Andrzej Duda przysłużył się władzy, podpisując rozporządzenie gwarantujące wzrost uposażeń dla wiceministrów aż o 60 proc., a przy okazji także dla posłów i senatorów. Wzrosną również płace kadry kierowniczej w ministerstwach.
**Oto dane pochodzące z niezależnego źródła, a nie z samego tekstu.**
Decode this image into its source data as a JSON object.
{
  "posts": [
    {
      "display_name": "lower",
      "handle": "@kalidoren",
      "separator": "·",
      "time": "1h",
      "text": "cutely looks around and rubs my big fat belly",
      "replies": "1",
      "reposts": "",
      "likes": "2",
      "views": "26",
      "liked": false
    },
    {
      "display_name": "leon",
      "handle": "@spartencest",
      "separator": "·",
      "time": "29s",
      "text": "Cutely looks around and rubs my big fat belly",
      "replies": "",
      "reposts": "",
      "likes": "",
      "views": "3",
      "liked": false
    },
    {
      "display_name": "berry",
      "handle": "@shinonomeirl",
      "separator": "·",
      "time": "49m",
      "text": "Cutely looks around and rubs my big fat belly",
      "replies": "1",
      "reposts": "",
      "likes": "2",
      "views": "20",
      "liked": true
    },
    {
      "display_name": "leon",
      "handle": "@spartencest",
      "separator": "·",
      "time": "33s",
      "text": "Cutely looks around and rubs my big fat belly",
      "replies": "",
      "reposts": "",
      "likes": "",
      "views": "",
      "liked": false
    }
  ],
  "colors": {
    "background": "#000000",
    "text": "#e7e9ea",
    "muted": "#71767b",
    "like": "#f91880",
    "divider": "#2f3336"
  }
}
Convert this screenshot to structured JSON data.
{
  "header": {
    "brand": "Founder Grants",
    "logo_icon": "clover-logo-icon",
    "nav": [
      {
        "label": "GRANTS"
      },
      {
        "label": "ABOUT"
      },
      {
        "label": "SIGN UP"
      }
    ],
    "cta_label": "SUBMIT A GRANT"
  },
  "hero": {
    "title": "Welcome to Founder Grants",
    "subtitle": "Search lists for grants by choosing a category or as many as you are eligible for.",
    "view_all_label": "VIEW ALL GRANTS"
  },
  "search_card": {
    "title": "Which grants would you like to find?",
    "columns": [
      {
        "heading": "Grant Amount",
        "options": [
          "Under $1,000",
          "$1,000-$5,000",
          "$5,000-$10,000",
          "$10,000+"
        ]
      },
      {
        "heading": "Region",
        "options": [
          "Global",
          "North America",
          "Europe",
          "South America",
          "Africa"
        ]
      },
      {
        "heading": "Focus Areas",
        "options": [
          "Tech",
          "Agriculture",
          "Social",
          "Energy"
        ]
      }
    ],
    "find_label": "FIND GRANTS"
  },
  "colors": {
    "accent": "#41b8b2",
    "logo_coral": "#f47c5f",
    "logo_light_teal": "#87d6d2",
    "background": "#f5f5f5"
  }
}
Do władzy nie idzie się dla pieniędzy?
Jarosław Kaczyński niedawno jeszcze zapewniał, że po władzę nie idzie się dla pieniędzy, tylko „dla dobra Polski”. Zapewnienie okazało się potrzebne, gdy Beata Szydło, wtedy premier, rozdała swoim ludziom w 2018 r. spore podwyżki, które „im się należały”, ale się wydało. Wyborcy wysiłków rządzących nie docenili, naród się zagotował, więc Kaczyński przykładnie ukarał parlamentarzystów, obcinając im 20 proc. wynagrodzeń. Mówiąc, że do władzy nie idzie się dla pieniędzy.
Czytaj także: Tylko 12 ministrów od Szydło oddało nagrody
Posłom ciągle mało
Obecnie parlamentarzyści muszą więc zaciskać pasa na głodowych uposażeniach. Poseł dostaje zaledwie 8 tys. zł plus 2,5 tys. zł diety. To wersja oficjalna, ponieważ z niedawnego protokołu NIK wynika, że ich przeciętne wynagrodzenie nie wynosi wcale 8 tys., ale jest o 1,4 tys. zł wyższe. Teraz zamiast tych 8 tys. mają dostać 13,5 tys. zł. Bo krzyczą, że przymierają głodem.